RESULTS: Forty-one patients from 15 transplant centers in Argentina were analyzed. The median age at ASCT was 31 years (19-60). High risk features were present in three quarters of patients, 23 (56%) with primary refractory disease and 8 (19.5%) with early relapse. Eighteen patients (43.9%) had ≥3 of the 5 pre-ASCT modified AETHERA high-risk factors. Patients received a median of 4 (2-6) systemic therapies before ASCT, including 27 patients previously treated with Brentuximab Vedotin (BV) to which 26 were refractory. Thirty-six patients (87.8%) received CPI monotherapy and 5 (12.2%) in combination with chemotherapy.
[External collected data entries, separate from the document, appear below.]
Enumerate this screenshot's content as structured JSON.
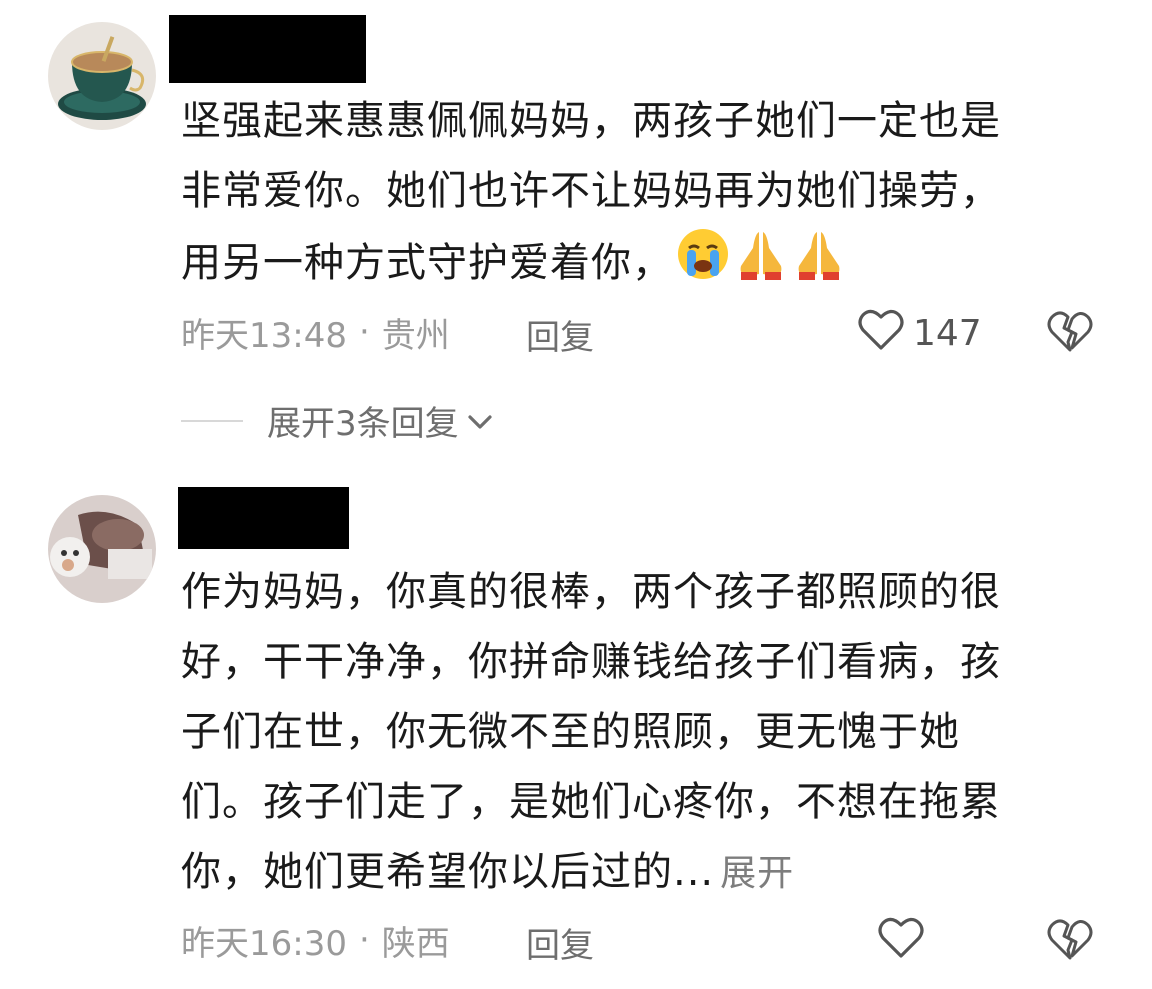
{
  "comments": [
    {
      "lines": [
        "坚强起来惠惠佩佩妈妈，两孩子她们一定也是",
        "非常爱你。她们也许不让妈妈再为她们操劳，",
        "用另一种方式守护爱着你，"
      ],
      "emojis": [
        "loudly-crying-face",
        "folded-hands",
        "folded-hands"
      ],
      "time": "昨天13:48",
      "separator": "·",
      "location": "贵州",
      "reply_label": "回复",
      "like_count": "147",
      "expand_replies": "展开3条回复"
    },
    {
      "lines": [
        "作为妈妈，你真的很棒，两个孩子都照顾的很",
        "好，干干净净，你拼命赚钱给孩子们看病，孩",
        "子们在世，你无微不至的照顾，更无愧于她",
        "们。孩子们走了，是她们心疼你，不想在拖累",
        "你，她们更希望你以后过的..."
      ],
      "expand_label": "展开",
      "time": "昨天16:30",
      "separator": "·",
      "location": "陕西",
      "reply_label": "回复",
      "like_count": ""
    }
  ],
  "colors": {
    "meta_text": "#9a9a9a",
    "action_text": "#6e6e6e",
    "redaction": "#000000"
  }
}
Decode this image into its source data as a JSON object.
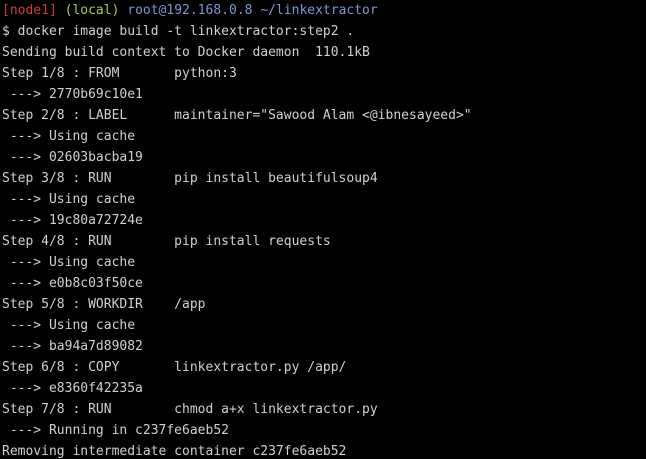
{
  "prompt": {
    "node": "[node1]",
    "local": "(local)",
    "host": "root@192.168.0.8",
    "path": "~/linkextractor",
    "colors": {
      "node": "#d23a3a",
      "local": "#9fd24a",
      "host": "#7c95d6",
      "text": "#d0d0d0",
      "background": "#000000"
    }
  },
  "output": [
    "$ docker image build -t linkextractor:step2 .",
    "Sending build context to Docker daemon  110.1kB",
    "Step 1/8 : FROM       python:3",
    " ---> 2770b69c10e1",
    "Step 2/8 : LABEL      maintainer=\"Sawood Alam <@ibnesayeed>\"",
    " ---> Using cache",
    " ---> 02603bacba19",
    "Step 3/8 : RUN        pip install beautifulsoup4",
    " ---> Using cache",
    " ---> 19c80a72724e",
    "Step 4/8 : RUN        pip install requests",
    " ---> Using cache",
    " ---> e0b8c03f50ce",
    "Step 5/8 : WORKDIR    /app",
    " ---> Using cache",
    " ---> ba94a7d89082",
    "Step 6/8 : COPY       linkextractor.py /app/",
    " ---> e8360f42235a",
    "Step 7/8 : RUN        chmod a+x linkextractor.py",
    " ---> Running in c237fe6aeb52",
    "Removing intermediate container c237fe6aeb52"
  ]
}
Thirty-six (87.8%) underwent ASCT after CPI and 5 received additional treatment before transplant due to lack of response or progression. Patients received a median of 7 cycles (2-34) of CPI before ASCT. Complete metabolic (CMR) and partial remission (PMR) pre ASCT was documented in 31 (75.6%) and 10 (24.4%) patients, respectively). The median time from last dose of a CPI to ASCT was 60 days (3-183). The most utilized conditioning regimens were BEAM (22%), BEC (22%), BeEAM (7.2%) and CBV (48.8%). Median time to neutrophil engrafment was 11 days (8-15). Engrafment syndrome was observed in 14 (34.1%) with 10 patients requiring treatment with corticosteroids. Seven patients (17.1%) received post ASCT consolidation with either CPI or BV. After a median post ASCT follow up of 12.3 months, only 2 patients relapsed and 3 patients died (one of progressive disease, one of transplant related mortality and the other of a late infectious complication). Estimated 1-y PFS was 92.6% for the whole cohort, 93.5% and 90% for patients undergoing ASCT in CMR and in PMR, respectively, p: 0.92 (Figure 1). Patients requiring additional treatment after CPI had an estimated 1-y PFS of 80% vs. 94.4% in those undergoing ASCT straight after CPI, p: 0.38.

CONCLUSIONS: ASCT consolidation after CPI in this cohort of patients with high risk R/R HL was associated with very promising results even in those proceeding to ASCT in PMR. A third of the patients developed engrafment syndrome so it is important to be alert to the appearance of symptoms and evaluate early use of corticosteroids. Our findings are similar to the results of other studies and support ASCT consolidation in high-risk R/R HL patients receiving CPI.

Disclosures: No relevant conflicts of interest to declare.